Someone has to be at the top of the depth chart, and it might as well be Ross. He’s got the top-end speed that Albin is looking for, and has played in 10 games over the previous two seasons. Ohio will play multiple backs this season, and probably won’t settle on established roles until the start of conference play.

Gone — A.J. Ouellette, Maleek Irons and David Burroughs.

Ouellette is one of the best in program history, Irons was big and fast and complemented Ouellette nicely last year. Burroughs was a multiple-year walk-on who closed out blow outs in style. The Bobcats will miss the physical style Ouellette and Irons brought as much as their yardage.

Backups — O’Shaan Allison (R-Freshman, 5-9, 205), De’Montre Tuggle (5-9, 185), Walter Wilbon III (5-11, 205), Jake Neatherton (R-Sophomore, 5-9, 202).

Ohio will have five guys in the mix to split the RB duties. Tuggle, the juco transfer, will be physically ready to contribute and had nearly 900 yards and seven TDs in 2018 at Kilgore JC. Wilbon, a three-star recruit with 10 other scholarship offers, will get a chance to show what he can do in fall camp.

Allison built up a sizable amount of capital with the staff and teammates this spring. He was a workhorse, ran well into and through contact, and took a big step forward. Neatherton is another ‘bowling-ball’ type and has as much experience as anyone else at the position.

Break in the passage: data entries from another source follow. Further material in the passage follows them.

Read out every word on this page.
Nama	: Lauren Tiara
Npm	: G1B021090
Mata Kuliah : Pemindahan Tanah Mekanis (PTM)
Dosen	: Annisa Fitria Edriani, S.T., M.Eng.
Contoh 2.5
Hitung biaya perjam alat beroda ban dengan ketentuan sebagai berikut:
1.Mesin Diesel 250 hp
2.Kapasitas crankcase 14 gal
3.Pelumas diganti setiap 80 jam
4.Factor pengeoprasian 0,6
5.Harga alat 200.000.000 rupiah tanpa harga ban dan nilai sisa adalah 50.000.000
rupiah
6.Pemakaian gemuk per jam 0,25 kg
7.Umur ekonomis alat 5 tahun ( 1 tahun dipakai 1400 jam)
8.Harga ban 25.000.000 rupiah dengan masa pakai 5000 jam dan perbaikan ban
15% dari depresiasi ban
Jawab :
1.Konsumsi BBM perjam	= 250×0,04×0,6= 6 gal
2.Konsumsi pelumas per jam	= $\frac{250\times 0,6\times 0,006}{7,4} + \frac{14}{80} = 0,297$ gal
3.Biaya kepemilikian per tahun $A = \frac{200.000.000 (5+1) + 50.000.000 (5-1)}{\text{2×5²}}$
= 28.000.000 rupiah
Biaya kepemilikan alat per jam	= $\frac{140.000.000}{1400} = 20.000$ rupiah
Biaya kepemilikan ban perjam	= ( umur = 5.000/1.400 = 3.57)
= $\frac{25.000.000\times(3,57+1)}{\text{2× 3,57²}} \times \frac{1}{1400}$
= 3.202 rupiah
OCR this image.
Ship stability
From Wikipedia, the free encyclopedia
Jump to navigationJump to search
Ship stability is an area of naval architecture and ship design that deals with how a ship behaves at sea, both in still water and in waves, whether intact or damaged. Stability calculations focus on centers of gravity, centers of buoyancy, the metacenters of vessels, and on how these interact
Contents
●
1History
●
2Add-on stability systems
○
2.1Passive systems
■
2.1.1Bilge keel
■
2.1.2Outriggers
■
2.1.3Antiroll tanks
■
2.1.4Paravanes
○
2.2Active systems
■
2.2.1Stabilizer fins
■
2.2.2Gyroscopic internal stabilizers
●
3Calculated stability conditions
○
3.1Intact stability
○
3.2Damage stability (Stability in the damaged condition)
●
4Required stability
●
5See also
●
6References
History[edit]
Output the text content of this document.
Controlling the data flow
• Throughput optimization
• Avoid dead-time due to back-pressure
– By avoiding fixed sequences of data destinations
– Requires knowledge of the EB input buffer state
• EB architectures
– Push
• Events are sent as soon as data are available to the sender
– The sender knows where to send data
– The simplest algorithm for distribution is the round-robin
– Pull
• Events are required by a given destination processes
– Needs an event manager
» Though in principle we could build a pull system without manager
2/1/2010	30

Depth — Ja’Vahri Portis (R-Junior, 6-0, 200), Jonathan Barna (R-Sophomore, 5-9, 185) and Shane Bonner (Freshman, 6-0, 193).

Albin was thrilled with the development of Portis, but his leg injury this spring may end up costing him a chance to contribute. Barna and Bonner took their licks this spring, but showed well enough that I expect to stick to the roster next fall.